Die erste Wache kommt gerade wieder zur Besinnung, als Morpheus ihr bereits einen heftigen Schlag mit der zweihändigen Axt versetzt und ihr damit den Kopf von den Schultern schlägt. „Nun, da haben uns diese Giftspinnen doch etwas schwerer zu schaffen gemacht.“, grinst Morpheus Tyrena an, die jedoch wenig amüsiert wirkt. „Es war eure Idee ohne Verstärkung den Friedhof zu erkunden, also wollen wir weiter, oder?“, erinnert Morpheus die Schurkin. Tyrena räuspert sich kurz und schaut dann auf den Friedhof: „Wenn wir uns hier am linken Zaun halten, dann werden wir mit Glück nur zwei weiteren Skeletten begegnen müssen, bis wir es an die Gruft schaffen. Lasst uns gehen!“
Beide betreten vorsichtig den Friedhof und versuchen hinter den Büschen, die am Rande des Friedhofes wachsen, ein wenig verborgen zu bleiben. Als wieder eine Skelettwache in Sicht kommt, bleibt Morpheus stehen. Er nickt Tyrena kurz zu, welche sofort weiter schleicht und dem Skelett von hinten einen heftigen Schlag versetzt. Während die Wache sich mit knackenden Geräuschen umwendet und mit einem verrosteten Schwert zum Schlag ausholt, kommt Morpheus von hinten angerannt und hievt mit seiner Axt auf die Wirbelsäule des Gegners ein. Schnell und flink weicht Tyrena dem vorn überkippenden Skelett aus, welches kurz darauf zu Boden geht.

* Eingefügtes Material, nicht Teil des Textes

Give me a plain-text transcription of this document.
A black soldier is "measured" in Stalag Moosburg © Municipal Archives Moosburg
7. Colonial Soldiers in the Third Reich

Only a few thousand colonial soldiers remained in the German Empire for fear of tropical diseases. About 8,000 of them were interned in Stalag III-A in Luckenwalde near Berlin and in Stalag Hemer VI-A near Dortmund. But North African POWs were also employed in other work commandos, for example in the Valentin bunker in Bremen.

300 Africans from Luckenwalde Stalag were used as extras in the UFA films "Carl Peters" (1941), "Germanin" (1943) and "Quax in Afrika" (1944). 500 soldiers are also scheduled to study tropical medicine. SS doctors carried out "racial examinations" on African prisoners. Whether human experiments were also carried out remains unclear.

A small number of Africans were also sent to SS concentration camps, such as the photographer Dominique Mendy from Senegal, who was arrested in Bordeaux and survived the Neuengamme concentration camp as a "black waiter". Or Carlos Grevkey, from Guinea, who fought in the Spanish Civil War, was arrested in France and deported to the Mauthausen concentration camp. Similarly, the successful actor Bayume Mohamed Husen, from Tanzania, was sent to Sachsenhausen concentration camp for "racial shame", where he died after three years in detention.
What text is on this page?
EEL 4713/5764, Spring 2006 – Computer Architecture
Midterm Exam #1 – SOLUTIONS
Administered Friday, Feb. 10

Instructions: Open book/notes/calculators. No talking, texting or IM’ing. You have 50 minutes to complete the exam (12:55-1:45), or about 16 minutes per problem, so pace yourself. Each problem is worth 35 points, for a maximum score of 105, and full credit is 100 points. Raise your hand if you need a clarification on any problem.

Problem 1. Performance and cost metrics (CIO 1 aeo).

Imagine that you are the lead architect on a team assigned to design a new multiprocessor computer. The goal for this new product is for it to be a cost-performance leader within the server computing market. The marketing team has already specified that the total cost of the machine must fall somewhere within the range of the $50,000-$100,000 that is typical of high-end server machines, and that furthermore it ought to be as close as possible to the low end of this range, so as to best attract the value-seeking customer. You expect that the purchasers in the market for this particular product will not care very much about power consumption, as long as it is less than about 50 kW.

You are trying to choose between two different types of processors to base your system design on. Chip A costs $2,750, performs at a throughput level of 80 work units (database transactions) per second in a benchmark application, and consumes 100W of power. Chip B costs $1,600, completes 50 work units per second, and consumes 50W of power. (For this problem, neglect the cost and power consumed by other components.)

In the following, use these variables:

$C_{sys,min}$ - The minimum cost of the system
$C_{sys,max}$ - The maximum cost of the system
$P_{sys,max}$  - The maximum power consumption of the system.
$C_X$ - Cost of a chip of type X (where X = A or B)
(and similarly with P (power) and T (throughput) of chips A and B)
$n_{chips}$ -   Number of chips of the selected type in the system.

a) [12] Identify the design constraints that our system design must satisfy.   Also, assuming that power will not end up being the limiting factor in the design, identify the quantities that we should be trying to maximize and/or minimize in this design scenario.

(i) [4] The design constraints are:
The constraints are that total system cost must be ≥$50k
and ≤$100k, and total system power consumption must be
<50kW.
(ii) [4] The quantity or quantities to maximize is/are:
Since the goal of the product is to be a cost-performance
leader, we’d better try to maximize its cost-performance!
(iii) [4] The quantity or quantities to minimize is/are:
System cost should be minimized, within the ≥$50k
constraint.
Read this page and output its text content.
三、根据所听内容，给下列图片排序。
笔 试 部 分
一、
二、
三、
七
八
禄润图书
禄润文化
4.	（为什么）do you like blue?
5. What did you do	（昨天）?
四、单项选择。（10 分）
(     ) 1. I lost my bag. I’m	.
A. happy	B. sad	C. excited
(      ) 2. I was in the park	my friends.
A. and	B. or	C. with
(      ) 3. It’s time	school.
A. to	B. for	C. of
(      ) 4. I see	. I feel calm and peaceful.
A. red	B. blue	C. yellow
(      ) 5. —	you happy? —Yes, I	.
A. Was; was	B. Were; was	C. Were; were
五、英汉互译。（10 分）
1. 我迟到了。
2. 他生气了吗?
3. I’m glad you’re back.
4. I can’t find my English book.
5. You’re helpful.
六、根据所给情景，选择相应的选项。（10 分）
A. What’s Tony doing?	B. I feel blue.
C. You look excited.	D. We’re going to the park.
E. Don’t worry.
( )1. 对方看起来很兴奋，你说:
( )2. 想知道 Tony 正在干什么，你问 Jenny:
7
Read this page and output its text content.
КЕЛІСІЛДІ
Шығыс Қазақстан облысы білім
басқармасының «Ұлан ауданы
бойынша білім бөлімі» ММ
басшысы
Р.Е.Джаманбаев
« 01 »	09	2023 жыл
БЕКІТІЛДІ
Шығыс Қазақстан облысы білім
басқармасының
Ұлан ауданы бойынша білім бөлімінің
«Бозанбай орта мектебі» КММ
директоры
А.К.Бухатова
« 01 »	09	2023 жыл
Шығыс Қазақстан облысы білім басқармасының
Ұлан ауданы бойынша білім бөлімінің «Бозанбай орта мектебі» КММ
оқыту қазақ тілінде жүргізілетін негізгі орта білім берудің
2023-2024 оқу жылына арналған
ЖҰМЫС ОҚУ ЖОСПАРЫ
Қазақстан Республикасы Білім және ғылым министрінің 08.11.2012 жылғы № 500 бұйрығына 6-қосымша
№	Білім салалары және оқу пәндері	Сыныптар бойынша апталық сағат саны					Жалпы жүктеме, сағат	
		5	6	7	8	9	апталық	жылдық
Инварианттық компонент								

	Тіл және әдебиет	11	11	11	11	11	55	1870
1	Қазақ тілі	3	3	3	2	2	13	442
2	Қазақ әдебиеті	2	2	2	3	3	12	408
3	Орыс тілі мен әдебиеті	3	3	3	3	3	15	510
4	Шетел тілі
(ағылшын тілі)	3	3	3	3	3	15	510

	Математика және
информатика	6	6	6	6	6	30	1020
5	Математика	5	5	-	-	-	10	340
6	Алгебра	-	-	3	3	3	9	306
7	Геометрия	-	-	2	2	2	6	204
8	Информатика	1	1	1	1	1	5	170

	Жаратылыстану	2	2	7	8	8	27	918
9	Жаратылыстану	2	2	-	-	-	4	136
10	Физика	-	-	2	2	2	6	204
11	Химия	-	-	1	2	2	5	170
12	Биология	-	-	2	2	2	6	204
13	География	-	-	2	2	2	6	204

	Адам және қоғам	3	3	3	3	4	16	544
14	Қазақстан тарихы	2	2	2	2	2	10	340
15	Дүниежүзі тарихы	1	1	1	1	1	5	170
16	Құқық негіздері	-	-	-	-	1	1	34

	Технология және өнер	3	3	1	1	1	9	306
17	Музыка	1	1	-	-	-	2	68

Nur ein Skelett trennt Morpheus und Tyrena nun noch von der Gruft. Wieder schleicht Tyrena voran. Sie steht gerade hinter dem Skelett als plötzlich von vorne ein gewaltiger Blitz aus einem Busch zuckt und das Skelett in die Rippen trifft. Von der Wucht des Zaubers wird es zurückgeschleudert, ein paar Rippen fliegen umher, bis das Skelett komplett zu Staub zerfällt. Doch auch Tyrena hat es umgeworfen, die ebenfalls einen Teil der Magie abbekommen hat. Regungslos bleibt sie am Boden liegen. Sofort kommt Morpheus aus dem Gebüsch geeilt und betrachtet Tyrena’s Wunden. An einigen Stellen ist ihre Lederrüstung versengt und zeigt das darunter liegende, blutende Fleisch. An der Stirn hat sie eine große, blutende Wunde und auch am Hals ist eine schwere Verletzung zu erkennen. Das auseinander fliegende Skelett scheint ihr zusätzlichen Schaden zugefügt zu haben.
Morpheus kniet nun neben Tyrena. Ihm ist klar, dass selbst die beste Bandage ihr jetzt nicht mehr helfen kann. „Tyrena, ihr müsst wach bleiben! Tyrena, so sagt doch was! Ihr dürft nicht gehen!“, schreit der Zwerg wutentbrannt, doch die Schurkin zeigt keine Reaktion. Im Blutrausch richtet sich Morpheus auf und springt in das Gebüsch, aus welchem der Blitz kam. Er will bereits zum Schlag ausholen, als er gerade noch rechtzeitig erkennt, welche Gestalten vor ihm stehen…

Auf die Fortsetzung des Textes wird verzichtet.